The image of a root structure embedded in soil first appeared to me in a dream. In it, a solitary root body and its rootlets lay embedded in a patch of soil. The root looked rich and vibrant but it had no manifestation on the ground above. Instead, it illumined the soil in which it was formed revealing a rich, loamy earth matrix. Although the surface and the ground below were linked, the two layers were starkly contrasted. The surface was visible and barren while the soil beneath was hidden and held an emergent form. The dream suggested a vital life process underground, the contrasting soil layers mirroring the duality of the psyche and revealing the distinctness of the underground layer.
Jung’s description of the psyche as a perennial rhizome from which all consciousness springs resonates with the image of this root that is hidden from above but is deeply animated. Contemporary visual artist Michel Alexis’ impression of the rhizome as a living entity with fluid and interwoven lines reaffirms the fact that the root is profoundly alive and connected in spite of its apparent invisibility.

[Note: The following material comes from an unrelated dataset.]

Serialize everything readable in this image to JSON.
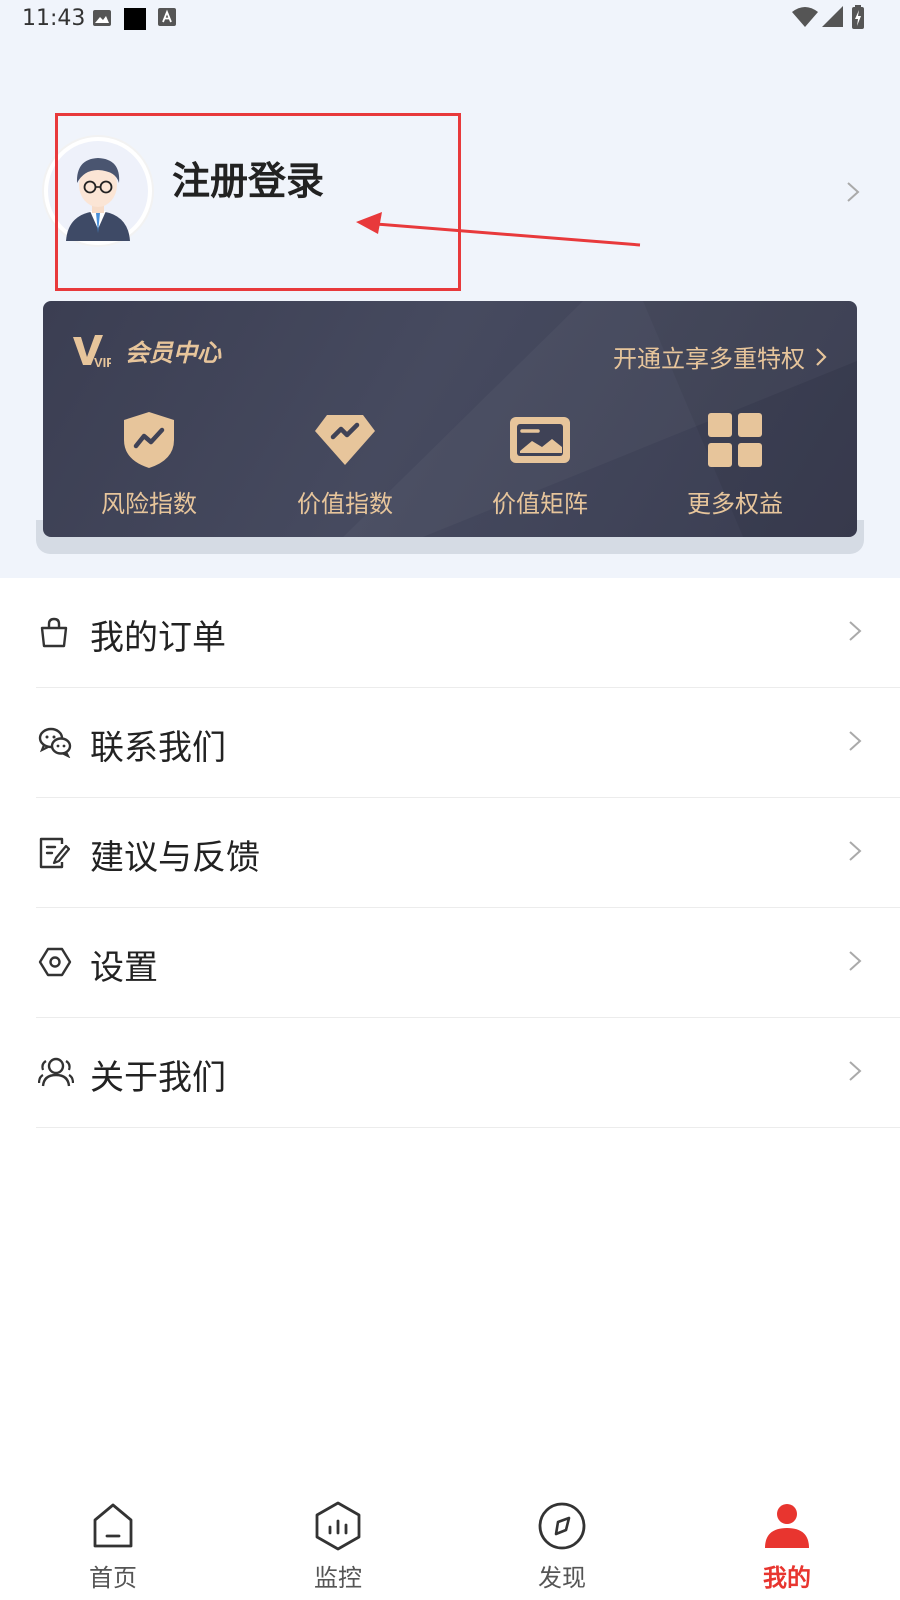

The rhizome draws our attention to the buried or hidden elements of our psyche and to the particulars of its environment – the soil in which it is fostered. Rhizomatic structures form extended underground networks in soil. Jung’s relation with India was also shaped from a maze of underlying links and interconnected histories. They reveal the cultural and historical climate in which Jung’s ideas were incepted in India. Jung-India platform takes into account this environment, delving into the rudiments of the psyche in its lived context, viewing Jung’s ideas critically and using trans-disciplinary approaches in understanding the unconscious.